Sunday, July 14, 2013

Enthusia Review

In 1997 one of the first console racing simulators, known as Gran Turismo, came out for the original PlayStation. The physics were, for the time, amazingly realistic, to the point where its tagline, "The Real Driving Simulator," didn't make people chuckle. From then on Polyphony Digital ruled the PlayStation's racing game world, but their throne was not uncontested. In 2005, the same year Gran Turismo 4 was released, a new game crashed into the scene from the likes of Konami. But unfortunately, not a single person noticed.

Yes, ladies and gentlemen. You're looking at the cover for Enthusia, the greatest console racing simulator that nobody knew existed. This game does not have nearly the amount of cars and tracks that Gran Turismo 4 has, and Polyphony Digital easily outdid Konami in the graphics department, but what this game lacks in content and graphics, it easily makes up for in gameplay. There are a few major aspects I want to discuss, so I split this review as such.

Enthusia Life

Enthusia life is basically the name of the "career mode". It is very different in that instead of a monetary system like most other games in the genre, you have "enthu points". Enthu points are sortof like your health; if you collide with a wall or cars, go off course, etc., you lose Enthu points. If you lose all of your points, you have to miss the next race. You can also obtain experience points (calculated from your enthu points) which you use to upgrade your car or your driver (upgrading your driver allows you to hold more or gain more points). You obtain cars via a "lottery" of cars that you have beaten in a race. Overall it is a very unique system.

There was also speculation that the game was initially planned to have an actual story. This rumor is fueled by the intro sequence, which would be easier for me to show via a video than explanation.

Driving Revolution

Driving revolution is probably my favorite mode in this game. Konami is well known for their Dance Dance Revolution series, and they actually managed to incorporate similar gameplay mechanics into a racing game. I am not joking. In fact, to prove I am not joking, here is a video of one of the stages:

This game mode is an awesome twist on the license tests in the Gran Turismo series that is equally challenging and occasionally frustrating. There are these gates that you have to drive through (which may or may not be on the optimal racing line) and they have little bars that go up and down based on your speed. You have to match the correct speed when passing through these gates. You're given points for each gate based on how well you match the speed, docked points for missing gates or hitting barriers, and if you gain enough points you move on to the next stage. Utterly brilliant! I have spent countless hours in this game mode, particularly on the challenge level. The challenge level is unique (unique level in a unique mode in a unique game. uniqueception? We must go deeper...) because it has you complete 4 tests where it has the car going full throttle and you cannot use the brakes (though on two of them you do have access to the e-brake). These were a bitch to complete, but it felt so great once I beat them. I love this mode, and it alone makes the game worth it.

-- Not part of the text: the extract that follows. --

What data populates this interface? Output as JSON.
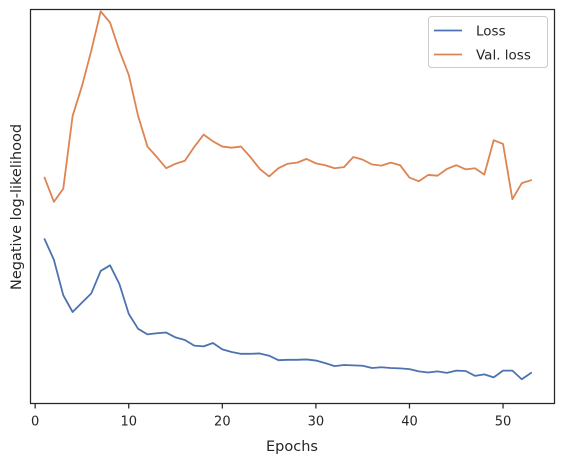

As much as I love Polyphony Digital's series, this game drives much better than Gran Turismo 4. GT4 has an issue where there is too much rear grip, which induces understeer (some drivers refer to it as "tight") in cars that don't actually have it. Enthusia essentially nailed the grip balance compared to other console racers of the era. The other thing that gives Enthusia an edge is the force feedback given to racing wheels. Force feedback in GT4 was poorly implemented. In the turns it felt fine, but at very high speed on straightaways the wheel simply rattled back and forth in a very unrealistic fashion. Konami did not do such a half-assed thing, and it really makes the driving experience so much better. It also actually penalizes you for driving like a dumbass. If you hit something or go off course, it knows and tells you "hey, you screwed up". In these days, damage was not a major feature to consider, but this was definitely a step forward.


I did say Enthusia lacked content. It did.  Compared to Gran Turismo 4's astonishing 722 cars, Enthusia makes you feel like a kid looking at a grown man's hotwheels collection when your mother only occasionally bought you one or two at the Target checkout line just to shut you up.
what an asshole. I would have played the shit out of those
However the catch is that a lot of Enthusia's cars are not in Gran Turismo 4, and these "exclusives" were some damn good icons. BMW M1, De Tomaso Pantera, Bugatti EB110...
Right. The game also lacks tracks, especially real ones, but the fantasy tracks that it has are pretty cool and are just as fun and interesting to drive as the competitor's offering, so there isn't too much problem there.

Final Thoughts

So what Konami did was create a damn good racing game engine, infused elements from RPGs and music games, did it really well, and not promote it hardly at all. The result is an amazing game that will never see a sequel (apparently a sequel was in the works at one time, but never actually came to fruition). That said, the masterminds were not suddenly lost. One of the physics developers from Konami has their name in the Gran Turismo 5 credits, which explains why there was so much improvement in that aspect over 4. I'm going to give this game a rating of 8.5/10. They nailed the physics and made the game very unique, but the lack of content and unappealing graphics compared to competitors brought the score down. This game really did not get the popularity it deserved, but it has become a bit of a cult classic, much like old Volkswagen Beetles and Reliant Robins are in the automotive world.